One would assume if Stafford was close to playing Sunday against the Cardinals after being placed in the concussion protocol early in the week, he should be able to suit up with another week of rest. To be clear, this is just me reading between the lines, as McVay did not implicitly say anything about Stafford’s status next week.
Continued inability to generate any semblance of stability on offense present once again
“When you’re able to be efficient on those early downs, and then when you’re not, then you can’t get into any sort of rhythm, and then you’re off the field if you don’t convert on third down.”

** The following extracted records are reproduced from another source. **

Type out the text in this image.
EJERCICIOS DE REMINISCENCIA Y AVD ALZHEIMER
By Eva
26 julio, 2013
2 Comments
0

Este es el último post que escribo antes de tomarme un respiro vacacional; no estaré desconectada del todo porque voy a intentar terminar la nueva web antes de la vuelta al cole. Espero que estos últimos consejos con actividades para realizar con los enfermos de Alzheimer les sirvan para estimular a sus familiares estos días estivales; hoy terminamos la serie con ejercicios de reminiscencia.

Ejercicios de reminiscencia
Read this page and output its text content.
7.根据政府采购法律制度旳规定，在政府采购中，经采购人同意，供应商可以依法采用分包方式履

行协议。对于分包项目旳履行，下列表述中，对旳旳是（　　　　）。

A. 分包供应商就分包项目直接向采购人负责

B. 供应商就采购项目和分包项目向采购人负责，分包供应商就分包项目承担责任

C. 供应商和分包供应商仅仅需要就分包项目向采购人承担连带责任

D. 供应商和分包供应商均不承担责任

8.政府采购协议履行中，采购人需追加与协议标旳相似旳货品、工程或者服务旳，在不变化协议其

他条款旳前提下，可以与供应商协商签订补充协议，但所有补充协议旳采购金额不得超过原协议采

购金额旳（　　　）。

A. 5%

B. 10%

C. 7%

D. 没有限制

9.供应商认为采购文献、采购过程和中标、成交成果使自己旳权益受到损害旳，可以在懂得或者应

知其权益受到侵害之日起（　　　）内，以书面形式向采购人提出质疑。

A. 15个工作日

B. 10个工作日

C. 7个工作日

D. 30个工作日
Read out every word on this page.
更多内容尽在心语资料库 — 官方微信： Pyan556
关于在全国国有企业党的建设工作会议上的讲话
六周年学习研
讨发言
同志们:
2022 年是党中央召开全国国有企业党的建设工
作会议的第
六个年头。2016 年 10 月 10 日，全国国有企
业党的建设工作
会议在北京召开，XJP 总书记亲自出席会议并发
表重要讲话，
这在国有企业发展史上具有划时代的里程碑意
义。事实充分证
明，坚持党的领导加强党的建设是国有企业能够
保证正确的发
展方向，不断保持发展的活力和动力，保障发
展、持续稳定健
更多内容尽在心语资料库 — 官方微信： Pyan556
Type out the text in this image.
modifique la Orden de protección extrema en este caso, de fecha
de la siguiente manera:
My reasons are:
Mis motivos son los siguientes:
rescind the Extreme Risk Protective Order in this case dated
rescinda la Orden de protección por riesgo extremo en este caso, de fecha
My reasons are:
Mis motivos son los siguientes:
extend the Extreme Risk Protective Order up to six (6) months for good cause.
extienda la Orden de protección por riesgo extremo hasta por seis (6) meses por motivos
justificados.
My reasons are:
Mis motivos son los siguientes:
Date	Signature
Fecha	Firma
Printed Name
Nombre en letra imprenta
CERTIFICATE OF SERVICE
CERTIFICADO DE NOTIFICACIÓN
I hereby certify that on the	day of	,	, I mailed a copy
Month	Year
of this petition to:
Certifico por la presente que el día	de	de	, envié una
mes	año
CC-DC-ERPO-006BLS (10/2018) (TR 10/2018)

The offense had been an ugly sight to see with Stafford under center, so there was no reason to expect any combination of Wolford and Bryce Perkins to look any better. Wolford was what you would expect from a backup quarterback behind a subpar offensive line, completing 24 of 36 passes for 212 yards, one interception, and his first career passing touchdown. That lone touchdown and 65 of those passing yards came in garbage time on the Rams last possession. L.A. was only able to muster up 256 total yards on the day. No one on offense stepped up around the backup quarterback. Third down was predictably bad, with L.A. going a measly 3/11 on the all-important money down.
At one point, Sean McVay was prepared to start John Wolford in the playoffs over an able-to-play Jared Goff. Wild times, those were.— Rich Hammond (@Rich_Hammond) November 13, 2022
No apparent answers to end season with a respectable finish
“I don’t know exactly what those answers are. But, in a lot of instances, some of the things we talked about: being able to capitalize on momentum, being able to make some of the plays when they’re there to be had. ...We’ve just got to be able to have a better product out there, start to see some improvement. And that’s the challenging thing is there really hasn’t been examples of that occurring.”
I don’t know why, but it was sobering to hear McVay acknowledge there haven’t been any signs of improvement. It’s been evident to anyone who has watched Los Angeles play this year, but it was still interesting to hear the head coach verbalize it. It’s clear that this is going to be a long, drawn out end to the season, with no clear direction on how to fix this year’s iteration of the Rams.